Les coopératives laitière allemandes doivent poursuivre leur restructuration afin d’éviter de mettre en cause leur capacités financière. C’est la conclusion d’une étude non publiée, commandée par la Fédération de la coopération (DRV) à la société Booz Allen Hamilton. La restructuration préconisée coûterait 700 millions d’euros en investissement sur les sites maintenus et en amortissements pour les sites fermés. Le DRV et le DBV, la fédération des agriculteurs allemands, sont d’accord pour engager une restructuration et renforcer la position de la production sur les marchés. La même étude confirme une surproduction européenne de l’ordre de 15 % qui, si elle était maintenue, limiterait la diminution des coûts obtenue par une restructuration efficace des coopératives à 1,5 centimes par litre de lait. Cela montre que la restructuration seule ne peut pas rattraper les effets de la libéralisation du marché laitier européen introduite par la réforme de la Politique agricole commune.

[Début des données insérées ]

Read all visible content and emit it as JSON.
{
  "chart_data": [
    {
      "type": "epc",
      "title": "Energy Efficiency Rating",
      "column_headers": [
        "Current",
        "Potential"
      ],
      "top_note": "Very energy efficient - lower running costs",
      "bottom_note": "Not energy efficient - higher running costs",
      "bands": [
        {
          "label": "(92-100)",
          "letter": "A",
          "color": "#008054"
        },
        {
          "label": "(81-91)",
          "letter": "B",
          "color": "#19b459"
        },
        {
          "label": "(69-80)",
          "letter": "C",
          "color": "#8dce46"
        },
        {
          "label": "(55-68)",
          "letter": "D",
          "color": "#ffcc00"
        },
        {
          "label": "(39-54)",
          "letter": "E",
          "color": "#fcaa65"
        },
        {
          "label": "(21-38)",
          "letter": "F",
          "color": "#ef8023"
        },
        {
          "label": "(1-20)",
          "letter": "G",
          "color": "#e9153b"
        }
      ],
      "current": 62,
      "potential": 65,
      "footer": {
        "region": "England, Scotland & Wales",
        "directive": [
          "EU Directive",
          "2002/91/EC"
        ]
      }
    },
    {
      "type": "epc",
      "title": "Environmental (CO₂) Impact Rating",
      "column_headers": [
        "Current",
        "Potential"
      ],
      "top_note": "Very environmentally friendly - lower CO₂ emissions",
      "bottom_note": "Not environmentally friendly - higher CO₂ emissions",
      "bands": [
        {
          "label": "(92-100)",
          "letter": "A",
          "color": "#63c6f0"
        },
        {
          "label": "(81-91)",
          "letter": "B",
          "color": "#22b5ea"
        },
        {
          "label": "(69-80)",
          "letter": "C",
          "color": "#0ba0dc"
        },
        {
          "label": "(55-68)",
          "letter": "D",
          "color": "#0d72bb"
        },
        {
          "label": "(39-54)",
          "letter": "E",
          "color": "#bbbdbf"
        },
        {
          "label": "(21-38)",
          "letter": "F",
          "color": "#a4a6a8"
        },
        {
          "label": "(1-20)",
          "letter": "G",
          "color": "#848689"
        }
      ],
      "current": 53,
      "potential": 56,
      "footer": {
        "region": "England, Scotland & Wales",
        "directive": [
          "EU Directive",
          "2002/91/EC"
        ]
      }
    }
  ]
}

Le 11 novembre, pas d’armistice pour les oies

L’oie rôtie de Saint Martin reste une tradition en Allemagne. Elle remonte à l’évêque St Martin, né à Stein-am-Anger et enterré le 11 novembre 397 (ou 400) à Tours. Ce saint, qui partagea son manteau avec un mendiant, fut élu évêque contre sa volonté. La légende prétend que pour échapper à cette dignité, il alla se cacher dans une étable, mais qu’il fut trahi par des oies qui se mirent à cacarder. Les pauvres bêtes ne pouvaient pas soupçonner ce qu’il adviendrait de leur descendance chaque 11 novembre ! Ce jour qui ouvre la période de l’avent est devenu le terme des fermages, souvent payés avec une oie. Il est aussi le jour de départ des ouvriers agricoles nomades qui sont remerciés avec une oie, ainsi que le jour où l’on engageait de nouveaux valets ou de nouvelles servantes de ferme (rien à voir avec les oies blanches françaises, encore que…). On a également attribué à la chair d’oie des vertus antiépileptiques. Il fallait aussi brûler une plume de l’aile gauche d’une oie, et mélanger les cendres avec du vin pour obtenir une mixture aux puissantes vertus curatives.